In fact, the report on poverty and human rights released by the IACHR also emphasizes the concern for the Venezuelan migration to other Latin American nations and explains the gravity of the poverty levels of many immigrants, who have been forced in some cases to enter other countries illegally as a survival strategy to preserve their life and integrity in better conditions.

Also, representatives of the European Parliament and the U.S. Congress agreed on their deep concerns about “the seriously deteriorating situation regarding democracy, human rights and economic and social instability in Venezuela,” says the joint statement, in which both blocs consider the ANC illegitimate and denounce the illegal persecution and repression carried out by the government, which they called to respect the Constitution.

About elections

Even the head of Ceela a CNE-bound organization that acts as an international observer , Nicanor Moscoso, regretted that new gubernatorial elections will be held in Zulia on Sunday, December 10, because in his view, there “was already a winner,” Juan Pablo Guanipa, removed by the Zulia’s Legislative Council after refusing to take his oath of office before the ANC. All end-of-campaign speeches were shameful. After 19 years in power, speaking as if they were just starting reveals not only cynicism, but huge indifference.
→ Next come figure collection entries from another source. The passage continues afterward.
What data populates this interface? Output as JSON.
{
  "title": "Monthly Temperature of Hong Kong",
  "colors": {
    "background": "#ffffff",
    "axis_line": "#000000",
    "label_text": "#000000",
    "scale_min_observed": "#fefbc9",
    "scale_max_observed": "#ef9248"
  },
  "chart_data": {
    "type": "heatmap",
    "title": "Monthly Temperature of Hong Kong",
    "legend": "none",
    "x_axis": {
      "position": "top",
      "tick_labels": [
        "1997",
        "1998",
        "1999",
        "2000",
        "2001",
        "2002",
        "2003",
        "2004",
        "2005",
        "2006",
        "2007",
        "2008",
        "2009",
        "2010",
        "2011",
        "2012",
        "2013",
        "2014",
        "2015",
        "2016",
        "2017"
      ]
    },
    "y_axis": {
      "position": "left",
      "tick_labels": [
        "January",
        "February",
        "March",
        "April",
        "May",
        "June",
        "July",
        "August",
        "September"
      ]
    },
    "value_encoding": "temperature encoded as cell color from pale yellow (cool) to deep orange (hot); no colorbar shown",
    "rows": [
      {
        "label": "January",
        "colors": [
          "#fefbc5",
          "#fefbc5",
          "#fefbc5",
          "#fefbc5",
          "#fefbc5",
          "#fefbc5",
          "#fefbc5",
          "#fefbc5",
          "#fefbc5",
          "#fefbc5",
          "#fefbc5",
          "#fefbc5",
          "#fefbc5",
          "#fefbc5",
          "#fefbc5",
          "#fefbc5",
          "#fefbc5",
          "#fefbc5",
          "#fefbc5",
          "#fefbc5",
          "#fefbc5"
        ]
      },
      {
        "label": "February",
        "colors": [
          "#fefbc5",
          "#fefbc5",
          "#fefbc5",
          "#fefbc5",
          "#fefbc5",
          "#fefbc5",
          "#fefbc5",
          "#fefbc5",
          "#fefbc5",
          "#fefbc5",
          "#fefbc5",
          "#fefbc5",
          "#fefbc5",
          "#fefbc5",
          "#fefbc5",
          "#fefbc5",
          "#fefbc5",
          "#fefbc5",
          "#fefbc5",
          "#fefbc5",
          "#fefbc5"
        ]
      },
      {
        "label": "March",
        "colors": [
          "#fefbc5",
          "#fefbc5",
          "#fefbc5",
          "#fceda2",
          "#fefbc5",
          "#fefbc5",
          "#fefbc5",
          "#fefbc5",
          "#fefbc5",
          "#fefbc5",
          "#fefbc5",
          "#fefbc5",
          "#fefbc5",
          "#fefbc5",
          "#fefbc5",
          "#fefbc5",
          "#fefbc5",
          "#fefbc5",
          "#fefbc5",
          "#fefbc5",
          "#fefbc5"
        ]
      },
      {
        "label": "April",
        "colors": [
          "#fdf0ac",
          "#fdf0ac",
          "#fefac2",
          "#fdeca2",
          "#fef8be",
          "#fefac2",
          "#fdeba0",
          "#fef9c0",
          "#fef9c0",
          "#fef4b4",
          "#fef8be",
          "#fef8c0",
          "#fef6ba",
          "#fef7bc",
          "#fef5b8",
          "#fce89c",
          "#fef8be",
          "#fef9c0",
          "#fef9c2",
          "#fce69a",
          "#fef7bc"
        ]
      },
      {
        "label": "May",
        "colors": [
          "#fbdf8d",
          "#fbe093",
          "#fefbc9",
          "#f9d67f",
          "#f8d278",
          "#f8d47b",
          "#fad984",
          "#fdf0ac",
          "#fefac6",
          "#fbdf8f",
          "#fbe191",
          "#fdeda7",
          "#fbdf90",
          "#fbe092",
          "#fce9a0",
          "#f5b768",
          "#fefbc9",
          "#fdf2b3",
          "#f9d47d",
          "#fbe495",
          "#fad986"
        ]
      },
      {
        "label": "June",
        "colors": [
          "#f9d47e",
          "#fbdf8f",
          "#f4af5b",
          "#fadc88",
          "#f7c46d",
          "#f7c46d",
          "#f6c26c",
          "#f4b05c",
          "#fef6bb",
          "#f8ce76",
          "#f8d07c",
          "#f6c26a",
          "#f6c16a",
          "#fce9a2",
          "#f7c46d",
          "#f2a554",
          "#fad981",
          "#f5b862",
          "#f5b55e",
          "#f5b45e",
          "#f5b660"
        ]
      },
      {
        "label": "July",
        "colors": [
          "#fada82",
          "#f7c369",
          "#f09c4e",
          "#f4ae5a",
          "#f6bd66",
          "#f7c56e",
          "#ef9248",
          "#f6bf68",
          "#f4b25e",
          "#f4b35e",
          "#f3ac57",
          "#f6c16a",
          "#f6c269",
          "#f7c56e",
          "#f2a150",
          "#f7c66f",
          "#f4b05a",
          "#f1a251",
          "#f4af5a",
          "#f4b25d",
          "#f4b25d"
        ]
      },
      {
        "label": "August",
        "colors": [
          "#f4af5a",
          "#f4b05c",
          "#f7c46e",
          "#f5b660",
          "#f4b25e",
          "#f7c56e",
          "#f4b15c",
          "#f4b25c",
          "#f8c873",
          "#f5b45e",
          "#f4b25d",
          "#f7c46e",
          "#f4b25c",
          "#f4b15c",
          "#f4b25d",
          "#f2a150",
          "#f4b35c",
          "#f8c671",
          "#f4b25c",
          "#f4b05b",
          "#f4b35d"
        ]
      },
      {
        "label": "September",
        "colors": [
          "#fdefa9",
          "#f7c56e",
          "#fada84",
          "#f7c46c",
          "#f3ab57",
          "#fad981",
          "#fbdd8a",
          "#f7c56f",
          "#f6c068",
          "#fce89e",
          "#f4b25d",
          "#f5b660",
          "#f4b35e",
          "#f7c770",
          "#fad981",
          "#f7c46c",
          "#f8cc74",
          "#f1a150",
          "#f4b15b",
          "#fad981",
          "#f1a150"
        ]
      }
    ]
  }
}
The CNE hasn’t addressed the fraud in Bolívar state. Relevant detail: the CNE won’t take candidacy replacements. All the dropped candidacies and alliances that took place this week will have to be widely disseminated on social media, because the CNE won’t do it.

Yesterday, Australia became the 26th nation to legalize same-sex marriage. I found the speeches in the aftermath of the announcement of this decision frankly moving.

Naky Soto

Naky gets called Naibet at home and at the bank. She coordinates training programs for an NGO. She collects moments and turns them into words. She has more stories than freckles.